Her dad just offered her an exhausted smile in response, his eyes also adorning the same faraway look as Carmen. He stood up from the bed, cracking his knuckles as he did so. “I’ll let your aunt Beatrix know that we’re coming then.” He nodded, shooting her one last smile before leaving the room.
“Hey, Dad?” Carmen called out just as he was about to close the door.
He popped his head in through the gap of the half-open door. “Yeah?”
“I love you,” she said, the left corner of her mouth lifting up in something akin to a ghost of a smile.
“I do too,” he told her, eyes softening and smoothing the crease on his forehead.
But Carmen noticed that he didn’t say “I love you” back. Just like he never did ever since they’d buried her mother six feet under when she was six years old.
The door to her room closed with a soft click, and Carmen stared at it as the tear running down her cheek slipped off her chin and fell on the fresh drawing sheet on the desk.
And then more silent tears followed.
•••
It was during the third week of November, and also the last week of school before Thanksgiving holidays started, that Carmen met Isla again.
“Hey,” Carmen greeted as she approached the familiar blonde in the girls’ locker room, where Isla was getting ready for cheer practice.
Electric blue eyes met Carmen’s and surprise flickered through them. “Carmen.” Isla blinked, obviously not expecting her. “What’s up?”
Carmen slid her bag off her shoulder and fished around through it before pulling out a book with deep red velvet binding that Isla had given her for this purpose. She extended her arm towards Isla, offering her the book. “Those drawings you asked for.” She nodded towards the journal. “The one for your parents once you leave for college. They’re all done.”
The other girl’s eyes widened, and she grabbed the art journal from Carmen’s hands, flipping through the pages with shock and awe. “Wow, you did them all within just two months and a half?”
Carmen shrugged. “Had a lot of spare time on my hands these days.” And there was also the issue of not being able to create her own works because of Asa’s words building a home inside her head and refusing to leave until she acknowledged them.

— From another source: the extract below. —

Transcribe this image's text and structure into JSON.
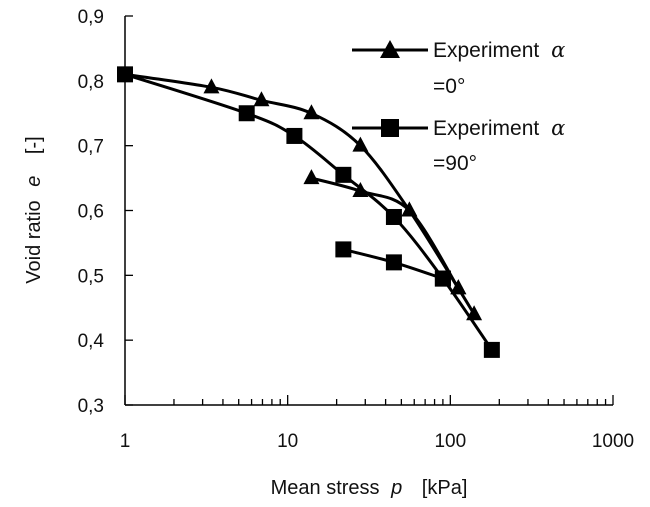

It was as if they had a mind of their own, as if they purposely constructed a barrier in her mind to stop any creativity flowing through until she’d digested the words I love you and allowed it into her system.

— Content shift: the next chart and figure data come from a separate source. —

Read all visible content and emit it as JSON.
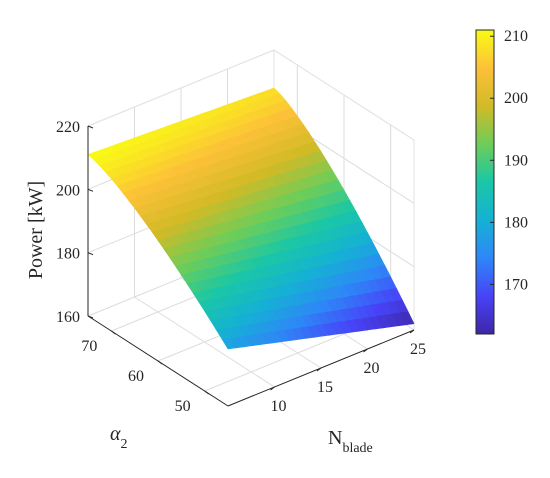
{
  "chart_data": {
    "type": "surface3d",
    "title": "",
    "zlabel": "Power [kW]",
    "xlabel_main": "N",
    "xlabel_sub": "blade",
    "ylabel_main": "α",
    "ylabel_sub": "2",
    "x_ticks": [
      10,
      15,
      20,
      25
    ],
    "y_ticks": [
      50,
      60,
      70
    ],
    "z_ticks": [
      160,
      180,
      200,
      220
    ],
    "xlim": [
      5,
      25
    ],
    "ylim": [
      45,
      75
    ],
    "zlim": [
      160,
      220
    ],
    "corners": {
      "N5_alpha75": 211,
      "N25_alpha75": 208,
      "N5_alpha45": 178,
      "N25_alpha45": 162
    },
    "colorbar": {
      "ticks": [
        170,
        180,
        190,
        200,
        210
      ],
      "range": [
        162,
        211
      ],
      "colormap": "parula"
    },
    "grid": true
  }
}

But it was one thing to hear Asa say those words to her and a wholly other thing to accept it, to allow it into her heart.

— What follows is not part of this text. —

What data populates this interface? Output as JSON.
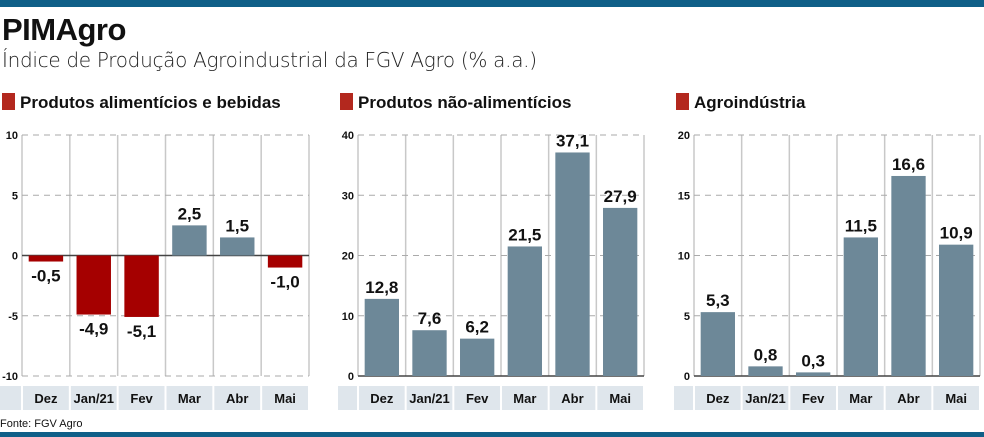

“Wow…I—these are beyond amazing, Carmen,” Isla said softly, her fingers tracing one of the sketches as if she was afraid she was going to hurt the paper. “Just—thank you. Thank you so much.”
“You’re welcome,” Carmen mumbled, warmth washing through her at the fact that her drawings were being appreciated. Ever since she started sketching those photographs for Isla though, there’d been a question clawing relentlessly at her mind, and it was bothering her now too.
“Isla…” she started with a cautious tone. “Why did you ask me to draw them that way?”
Isla’s eyes left the journal and looked back at Carmen, confusion swimming in them. “I told you; I wanted to give them—”
“No.” She shook her head, cutting Isla off. “Not why you asked me to draw the photos. Why did you ask me to draw all those photos without you in them?”
Isla’s eyes went wide and there was a flash of pain in them, but it was gone as soon as it had come.
Carmen didn’t get it though. All the family photographs of the Martins had both Mr. and Mrs. Martin along with Isla in them. They looked happy enough—genuinely happy. But Isla had asked Carmen to sketch those photos exactly as they were with the exception of Isla’s presence in them.
“Because it’s a gift, Carmen,” Isla finally muttered, the exhaustion seeping into her voice as she sat down on one of the benches, her shoulders drooping. “I want to present them with something, and what better way to do it than show them how their life would looked like without me in it? An alternate reality where their screwed-up daughter isn’t born. A lifetime when they didn’t have some whore with no future as a daughter.”
And despite Carmen’s reserved attitude towards Isla on Asa’s behalf, she felt her gut clench in worry for the girl. Isla and Carmen might not have the same stories, but that didn’t mean she didn’t understand the pain and the turmoil the other girl must be experiencing.
“Don’t call yourself that,” Carmen said quietly, feeling a pang in her chest.